Pourtant, d’après les derniers chiffres du ministère de l’Intérieur, les pompiers en activité sont un peu plus nombreux. Ils étaient 246.800 en 2016, contre 248.000 en 2017, dont 79% de volontaires. Mais leur charge de travail augmente. Le nombre d’interventions a bondi de 2,4% : plus de 4,6 millions en 2017, soit une toutes les sept secondes sur tout le territoire français. Pour Jérôme François, “soit on recentre les missions, soit on recrute beaucoup plus pour continuer les missions de transport”.

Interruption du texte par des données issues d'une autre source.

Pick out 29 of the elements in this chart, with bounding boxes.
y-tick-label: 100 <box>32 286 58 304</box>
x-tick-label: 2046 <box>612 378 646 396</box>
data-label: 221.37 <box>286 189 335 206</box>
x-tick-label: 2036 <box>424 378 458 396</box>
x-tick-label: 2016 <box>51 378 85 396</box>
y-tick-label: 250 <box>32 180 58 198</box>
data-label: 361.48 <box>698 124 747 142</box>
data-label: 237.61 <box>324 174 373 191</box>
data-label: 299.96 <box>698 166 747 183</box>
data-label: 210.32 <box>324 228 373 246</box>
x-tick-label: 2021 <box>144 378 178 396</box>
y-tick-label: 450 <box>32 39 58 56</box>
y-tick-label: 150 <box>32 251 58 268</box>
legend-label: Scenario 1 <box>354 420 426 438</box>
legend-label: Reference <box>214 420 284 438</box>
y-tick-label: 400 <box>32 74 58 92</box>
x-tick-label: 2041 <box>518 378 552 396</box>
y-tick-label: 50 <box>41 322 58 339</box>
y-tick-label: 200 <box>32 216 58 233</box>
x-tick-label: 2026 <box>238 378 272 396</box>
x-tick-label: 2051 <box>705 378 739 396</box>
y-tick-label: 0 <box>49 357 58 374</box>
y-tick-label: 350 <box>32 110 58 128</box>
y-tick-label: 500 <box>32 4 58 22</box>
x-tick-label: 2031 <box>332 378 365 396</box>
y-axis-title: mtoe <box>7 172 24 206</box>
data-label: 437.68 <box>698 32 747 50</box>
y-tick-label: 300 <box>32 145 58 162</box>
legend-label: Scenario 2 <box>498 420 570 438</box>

En compensant le manque de moyens du Samu ou même de la police, les pompiers ne s’y retrouvent plus… “En 30 ans de métier, je n’ai jamais vu ça. Depuis trois ou quatre ans, certains quittent le métier, et d’autres prennent des disponibilités pour trouver une autre profession” regrette Jérôme François. "Je vois que les gens souffrent”, ajoute-t-il.

Une manifestation à Paris prévue à la rentrée

Stopper cette sur-sollicitation et augmenter les moyens pour mettre fin au malaise dans la profession doit être au coeur des discussions, selon ces syndicalistes. D’autres revendications s’ajoutent à leur préavis de grève, comme la revalorisation de la prime de feu à 28%, ou une amélioration de leur régime de retraite.

Pour l’instant, ces deux porte-paroles affirment n’avoir eu aucun contact avec le gouvernement depuis le début de la grève. Pour André Goretti, “le mépris est total”. Une première réunion a eu lieu avec le Conseil de la Fonction Publique et Territoriale, mais pour Jérôme François “les propositions sont trop timides”. Le mouvement devrait continuer après le 31 août. Une grande manifestation dans la capitale devrait être organisée à la rentrée.